Если маме надоедало делить с нами диван, она садилась на деревянное кресло слева. Не помню, всегда ли оно там стояло или нет. В моих воспоминаниях оно всегда в дверном проеме.
Она садилась в кресло, а потом сползала чуть ниже: так, чтобы промежность упиралась в край сиденья. Бралась за подлокотники и ерзала о край так, будто у нее что-то чешется. Я ждала, затаив дыхание. Встать и выйти значило бы признать, что что-то происходит – прямо передо мной, – но если остаться и ничего не замечать, то можно представить, что этого и нет вовсе, что ничего не произошло и не произойдет. И я оставалась на месте.
А потом в игру вступал отец. Он бросал на маму взгляд, полный ненависти, и, кажется, ему было неважно, что я все вижу.
Между тем я брала в школьной библиотеке все книги, у которых в названии есть «смерть». Мама насмехалась над моими «мертвыми книжками», но я все равно продолжала их читать.
Мама всегда покупала себе вещи размера L или XL и говорила, что носит их только из-за длины, и я верила.
Она возила меня в «Калвертс» покупать одежду для школы по уценке. Трикотажные водолазки из полиэстера стоили двадцать девять центов, и мне взяли семь. Одна была белая, как краска. Другая в полоску из красных сердечек. Еще была кислотно-розовая. Как-то на уроке рисования одна девочка предложила по кругу рассказать, что нам не нравится в других за столом. Начинала не она. Но когда очередь дошла до нее, сказала: «Терпеть не могу, когда Рути надевает ту белую блузку с тем фиолетовым свитером».
Как-то раз по дороге из «Калвертса» мама на съезде резко вырулила прямо в поток машин. То ли подъезжающий водитель ускорился, то ли она забыла посмотреть в зеркало перед поворотом. Тот водитель, мужчина, опустил стекло и раздраженно сказал: «Научись смотреть, куда едешь». Но мама ответила всего лишь: «Хорошо», – а я вся вспотела. Хотелось, чтобы его машина вспыхнула, чтобы он горел, а я смотрела. Много лет спустя я поняла, какое инстинктивное знание заставило маму склониться под его осуждающим гневом.
Как-то в субботу мы заехали пообедать в пивную, где часто бывали: родители любили барное меню. Мы с мамой сидели бок о бок на обитой винилом скамейке, и мама расправила подол юбки по обе стороны от себя, чтобы не помять. Когда ткань колыхалась, то задевала мою непокрытую голень. Одну ногу – отекшие, они еле влезали в туфли – мама поставила вплотную к моей, как кошка, свернувшаяся под боком у другой. Прикосновения эти обжигали.
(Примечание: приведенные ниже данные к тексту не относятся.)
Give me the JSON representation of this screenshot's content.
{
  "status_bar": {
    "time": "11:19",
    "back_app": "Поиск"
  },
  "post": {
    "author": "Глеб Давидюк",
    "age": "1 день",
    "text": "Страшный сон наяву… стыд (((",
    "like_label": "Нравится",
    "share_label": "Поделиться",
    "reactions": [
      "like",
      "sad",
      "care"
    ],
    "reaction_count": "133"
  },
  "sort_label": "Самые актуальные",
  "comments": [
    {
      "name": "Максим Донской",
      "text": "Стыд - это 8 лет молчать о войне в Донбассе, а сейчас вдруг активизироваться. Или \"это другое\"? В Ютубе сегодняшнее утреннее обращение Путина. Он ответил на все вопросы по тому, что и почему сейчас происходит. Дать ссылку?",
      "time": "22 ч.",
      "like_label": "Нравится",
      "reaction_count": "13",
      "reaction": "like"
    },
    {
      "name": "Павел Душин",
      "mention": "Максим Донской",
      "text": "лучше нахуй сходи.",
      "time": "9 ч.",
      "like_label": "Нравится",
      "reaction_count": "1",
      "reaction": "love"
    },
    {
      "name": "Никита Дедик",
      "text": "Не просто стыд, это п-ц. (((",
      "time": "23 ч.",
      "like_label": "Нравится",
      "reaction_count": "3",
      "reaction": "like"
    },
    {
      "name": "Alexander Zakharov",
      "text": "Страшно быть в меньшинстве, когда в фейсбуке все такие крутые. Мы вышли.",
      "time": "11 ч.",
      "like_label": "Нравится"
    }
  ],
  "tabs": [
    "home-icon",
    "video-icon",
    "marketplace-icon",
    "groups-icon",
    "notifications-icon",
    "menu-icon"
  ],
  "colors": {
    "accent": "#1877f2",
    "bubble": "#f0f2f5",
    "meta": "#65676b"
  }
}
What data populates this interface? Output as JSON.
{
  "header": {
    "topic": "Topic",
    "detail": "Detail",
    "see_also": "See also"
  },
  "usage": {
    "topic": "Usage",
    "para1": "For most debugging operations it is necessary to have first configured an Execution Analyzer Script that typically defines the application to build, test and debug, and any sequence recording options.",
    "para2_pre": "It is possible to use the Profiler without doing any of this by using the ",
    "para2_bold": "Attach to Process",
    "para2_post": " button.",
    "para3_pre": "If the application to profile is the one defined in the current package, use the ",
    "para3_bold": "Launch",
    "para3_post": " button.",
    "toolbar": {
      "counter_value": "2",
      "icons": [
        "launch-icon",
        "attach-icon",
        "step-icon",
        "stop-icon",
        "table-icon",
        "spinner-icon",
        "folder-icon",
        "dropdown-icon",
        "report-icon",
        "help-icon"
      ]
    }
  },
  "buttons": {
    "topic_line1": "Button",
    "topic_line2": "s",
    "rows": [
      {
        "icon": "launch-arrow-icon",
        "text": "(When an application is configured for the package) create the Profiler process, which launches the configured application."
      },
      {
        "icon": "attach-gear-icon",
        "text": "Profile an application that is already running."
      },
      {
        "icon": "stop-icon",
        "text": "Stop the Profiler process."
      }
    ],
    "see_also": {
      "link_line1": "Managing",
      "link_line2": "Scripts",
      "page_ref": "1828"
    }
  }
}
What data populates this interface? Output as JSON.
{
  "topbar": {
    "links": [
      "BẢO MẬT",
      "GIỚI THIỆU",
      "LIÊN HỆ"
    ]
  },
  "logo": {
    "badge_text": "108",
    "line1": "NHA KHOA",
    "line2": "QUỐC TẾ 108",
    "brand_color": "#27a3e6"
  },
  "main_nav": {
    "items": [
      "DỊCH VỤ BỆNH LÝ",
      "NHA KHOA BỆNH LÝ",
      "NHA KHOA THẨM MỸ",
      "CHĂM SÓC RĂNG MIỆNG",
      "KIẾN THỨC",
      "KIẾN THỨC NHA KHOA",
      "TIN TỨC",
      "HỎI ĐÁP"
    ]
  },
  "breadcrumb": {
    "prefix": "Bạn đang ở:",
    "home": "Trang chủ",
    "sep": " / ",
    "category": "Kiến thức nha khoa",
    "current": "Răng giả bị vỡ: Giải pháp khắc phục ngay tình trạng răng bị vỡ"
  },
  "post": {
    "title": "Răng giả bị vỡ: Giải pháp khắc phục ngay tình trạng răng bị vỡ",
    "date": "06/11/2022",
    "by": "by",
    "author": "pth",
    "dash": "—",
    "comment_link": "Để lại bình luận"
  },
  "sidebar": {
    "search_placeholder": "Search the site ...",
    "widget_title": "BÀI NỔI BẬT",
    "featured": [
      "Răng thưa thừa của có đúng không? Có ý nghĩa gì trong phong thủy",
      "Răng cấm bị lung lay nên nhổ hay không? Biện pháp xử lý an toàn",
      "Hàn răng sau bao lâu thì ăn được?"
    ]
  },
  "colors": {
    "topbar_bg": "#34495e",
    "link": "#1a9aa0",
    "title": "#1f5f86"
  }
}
Пришлось отодвинуться и встать, чтобы унять тревогу в голове, и пока я стояла дрожа, мама смотрела на меня со злорадством. «Теперь все на тебя смотрят», – сказала она. Я оглянулась – все смотрели.
Когда родители вернулись с вечера встречи выпускников, я спросила, пришли ли все остальные. Я знала историю каждого. Хотела услышать про бриолинщика, который гулял с дешевыми девчонками с начесанными волосами. Про мальчика, который пригласил маму на выпускной.
– Он подошел ко мне и поздоровался, а я просто опустила взгляд на стол и ничего не сказала. – Почему? – Ну, не могла же я заговорить с ним прямо там, у всех на глазах!
В ее голове все пришли на вечер встречи, только чтобы увидеть ее.
Ярмарка, кино, школьный спектакль – неважно что. Мама всегда задавала только один вопрос. Много людей было?
Ее не волновало, кто заметит ее страх. Или она не думала, что выдает его. Или не думала, что боится.